Mars has two relatively small (compared to Earth's) natural moons, Phobos (about 22 kilometres (14 mi) in diameter) and Deimos (about 12 kilometres (7.5 mi) in diameter), which orbit close to the planet. Asteroid capture is a long-favored theory, but their origin remains uncertain.

Both satellites were discovered in 1877 by Asaph Hall; they are named after the characters Phobos (panic/fear) and Deimos (terror/dread), who, in Greek mythology, accompanied their father Ares, god of war, into battle. Mars was the Roman equivalent to Ares. In modern Greek, the planet retains its ancient name Ares (Aris: Άρης).

From the surface of Mars, the motions of Phobos and Deimos appear different from that of the Moon. Phobos rises in the west, sets in the east, and rises again in just 11 hours. Deimos, being only just outside synchronous orbit – where the orbital period would match the planet's period of rotation – rises as expected in the east but slowly.

Because the orbit of Phobos is below synchronous altitude, the tidal forces from the planet Mars are gradually lowering its orbit. In about 50 million years, it could either crash into Mars's surface or break up into a ring structure around the planet.

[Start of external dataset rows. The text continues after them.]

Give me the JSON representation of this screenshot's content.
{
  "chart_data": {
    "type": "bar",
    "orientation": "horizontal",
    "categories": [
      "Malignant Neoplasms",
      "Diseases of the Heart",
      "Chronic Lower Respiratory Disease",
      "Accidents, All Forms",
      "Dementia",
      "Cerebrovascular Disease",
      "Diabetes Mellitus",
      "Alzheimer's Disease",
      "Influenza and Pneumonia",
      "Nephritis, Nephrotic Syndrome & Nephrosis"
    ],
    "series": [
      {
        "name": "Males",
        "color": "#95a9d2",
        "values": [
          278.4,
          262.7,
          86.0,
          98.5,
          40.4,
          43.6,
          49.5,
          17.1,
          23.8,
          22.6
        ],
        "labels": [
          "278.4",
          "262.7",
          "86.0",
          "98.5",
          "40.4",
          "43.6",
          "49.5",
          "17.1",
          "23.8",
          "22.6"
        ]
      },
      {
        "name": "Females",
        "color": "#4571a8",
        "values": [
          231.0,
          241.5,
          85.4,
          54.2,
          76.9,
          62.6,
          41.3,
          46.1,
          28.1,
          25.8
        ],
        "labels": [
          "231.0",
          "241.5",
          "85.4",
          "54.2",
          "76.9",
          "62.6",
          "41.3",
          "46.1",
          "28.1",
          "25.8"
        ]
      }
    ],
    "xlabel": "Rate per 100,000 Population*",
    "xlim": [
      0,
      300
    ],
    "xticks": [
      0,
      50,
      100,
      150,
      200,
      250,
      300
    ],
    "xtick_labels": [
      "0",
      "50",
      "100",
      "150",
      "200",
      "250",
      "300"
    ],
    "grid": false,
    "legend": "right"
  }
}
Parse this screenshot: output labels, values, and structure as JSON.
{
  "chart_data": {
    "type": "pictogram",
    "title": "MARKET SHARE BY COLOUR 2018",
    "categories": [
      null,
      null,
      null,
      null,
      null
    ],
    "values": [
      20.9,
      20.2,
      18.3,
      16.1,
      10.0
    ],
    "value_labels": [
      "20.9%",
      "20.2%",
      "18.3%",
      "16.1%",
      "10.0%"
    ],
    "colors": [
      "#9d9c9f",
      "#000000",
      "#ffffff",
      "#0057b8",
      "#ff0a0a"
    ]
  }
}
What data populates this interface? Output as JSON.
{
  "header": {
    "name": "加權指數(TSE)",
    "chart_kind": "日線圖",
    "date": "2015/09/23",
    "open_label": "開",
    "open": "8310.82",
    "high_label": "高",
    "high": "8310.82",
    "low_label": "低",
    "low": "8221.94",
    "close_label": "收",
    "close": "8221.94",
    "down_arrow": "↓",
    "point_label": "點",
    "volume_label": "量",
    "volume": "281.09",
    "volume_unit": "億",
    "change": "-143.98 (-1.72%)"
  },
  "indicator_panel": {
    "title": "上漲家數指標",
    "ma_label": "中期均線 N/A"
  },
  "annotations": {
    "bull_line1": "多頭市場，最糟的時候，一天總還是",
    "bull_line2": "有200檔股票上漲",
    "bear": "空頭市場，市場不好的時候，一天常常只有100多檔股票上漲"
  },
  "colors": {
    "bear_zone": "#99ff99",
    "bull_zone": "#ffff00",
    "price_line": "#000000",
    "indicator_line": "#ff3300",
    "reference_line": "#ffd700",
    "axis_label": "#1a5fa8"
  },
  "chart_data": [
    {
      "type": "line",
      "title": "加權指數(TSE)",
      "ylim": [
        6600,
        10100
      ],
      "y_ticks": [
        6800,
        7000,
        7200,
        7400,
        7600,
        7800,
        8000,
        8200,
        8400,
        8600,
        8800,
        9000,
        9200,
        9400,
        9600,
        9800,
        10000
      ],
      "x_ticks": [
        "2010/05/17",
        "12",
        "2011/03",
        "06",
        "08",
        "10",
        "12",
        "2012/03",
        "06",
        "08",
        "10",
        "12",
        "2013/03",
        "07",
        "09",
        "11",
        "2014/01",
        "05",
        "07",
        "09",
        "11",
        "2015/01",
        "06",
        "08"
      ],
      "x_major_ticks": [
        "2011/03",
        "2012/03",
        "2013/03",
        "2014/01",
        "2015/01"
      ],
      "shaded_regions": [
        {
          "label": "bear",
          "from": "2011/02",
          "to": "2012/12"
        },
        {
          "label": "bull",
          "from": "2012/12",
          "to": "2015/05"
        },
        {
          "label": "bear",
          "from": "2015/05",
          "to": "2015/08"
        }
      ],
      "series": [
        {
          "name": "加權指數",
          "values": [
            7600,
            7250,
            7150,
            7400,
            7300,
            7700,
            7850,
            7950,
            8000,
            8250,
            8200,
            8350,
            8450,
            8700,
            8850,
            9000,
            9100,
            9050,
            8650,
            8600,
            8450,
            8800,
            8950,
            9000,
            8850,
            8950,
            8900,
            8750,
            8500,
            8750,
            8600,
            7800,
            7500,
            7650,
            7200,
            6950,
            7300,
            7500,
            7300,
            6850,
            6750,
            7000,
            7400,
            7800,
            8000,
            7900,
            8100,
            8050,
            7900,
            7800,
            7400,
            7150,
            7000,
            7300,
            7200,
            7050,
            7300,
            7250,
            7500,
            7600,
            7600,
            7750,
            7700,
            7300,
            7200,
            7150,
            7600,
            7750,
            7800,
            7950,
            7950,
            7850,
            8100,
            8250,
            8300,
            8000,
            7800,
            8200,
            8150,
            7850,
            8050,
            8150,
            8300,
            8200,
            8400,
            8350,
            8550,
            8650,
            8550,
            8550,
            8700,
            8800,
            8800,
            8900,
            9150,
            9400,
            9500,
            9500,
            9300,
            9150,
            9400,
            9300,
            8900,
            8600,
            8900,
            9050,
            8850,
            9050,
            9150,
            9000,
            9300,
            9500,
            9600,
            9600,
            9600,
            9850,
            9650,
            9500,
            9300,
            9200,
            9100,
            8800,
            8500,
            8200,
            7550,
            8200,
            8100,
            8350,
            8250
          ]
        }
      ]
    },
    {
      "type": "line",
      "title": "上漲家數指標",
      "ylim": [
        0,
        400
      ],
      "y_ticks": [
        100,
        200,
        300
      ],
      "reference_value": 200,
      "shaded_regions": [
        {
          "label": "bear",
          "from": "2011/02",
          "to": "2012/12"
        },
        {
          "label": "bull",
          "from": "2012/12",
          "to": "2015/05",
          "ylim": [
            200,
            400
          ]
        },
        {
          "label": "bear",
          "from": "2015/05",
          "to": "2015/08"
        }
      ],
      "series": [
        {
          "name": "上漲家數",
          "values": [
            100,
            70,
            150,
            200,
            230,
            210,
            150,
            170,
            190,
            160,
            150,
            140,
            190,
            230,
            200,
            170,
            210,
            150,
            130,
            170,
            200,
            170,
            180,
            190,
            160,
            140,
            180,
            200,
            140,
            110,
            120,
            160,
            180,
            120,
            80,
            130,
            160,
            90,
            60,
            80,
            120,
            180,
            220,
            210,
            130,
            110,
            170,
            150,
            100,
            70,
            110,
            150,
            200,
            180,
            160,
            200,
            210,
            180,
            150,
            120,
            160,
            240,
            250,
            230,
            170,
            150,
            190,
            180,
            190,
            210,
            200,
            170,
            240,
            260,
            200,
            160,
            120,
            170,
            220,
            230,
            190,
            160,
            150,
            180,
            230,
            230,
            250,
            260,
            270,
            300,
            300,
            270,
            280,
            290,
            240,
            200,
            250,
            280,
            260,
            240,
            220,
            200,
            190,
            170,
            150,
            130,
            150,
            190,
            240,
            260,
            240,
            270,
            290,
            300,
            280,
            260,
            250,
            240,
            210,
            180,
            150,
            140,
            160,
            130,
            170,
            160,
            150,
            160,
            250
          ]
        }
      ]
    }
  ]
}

The origin of the two moons is not well understood. Their low albedo and carbonaceous chondrite composition have been regarded as similar to asteroids, supporting the capture theory. The unstable orbit of Phobos would seem to point towards a relatively recent capture. But both have circular orbits, near the equator, which is unusual for captured objects and the required capture dynamics are complex. Accretion early in the history of Mars is plausible, but would not account for a composition resembling asteroids rather than Mars itself, if that is confirmed.

A third possibility is the involvement of a third body or a type of impact disruption. More-recent lines of evidence for Phobos having a highly porous interior, and suggesting a composition containing mainly phyllosilicates and other minerals known from Mars, point toward an origin of Phobos from material ejected by an impact on Mars that reaccreted in Martian orbit, similar to the prevailing theory for the origin of Earth's moon. 

Although the visible and near-infrared (VNIR) spectra of the moons of Mars resemble those of outer-belt asteroids, the thermal infrared spectra of Phobos are reported to be inconsistent with chondrites of any class. It is also possible that Phobos and Deimos are fragments of an older moon, formed by debris from a large impact on Mars, and then destroyed by a more recent impact upon itself.

Mars may have moons smaller than 50 to 100 metres (160 to 330 ft) in diameter, and a dust ring is predicted to exist between Phobos and Deimos.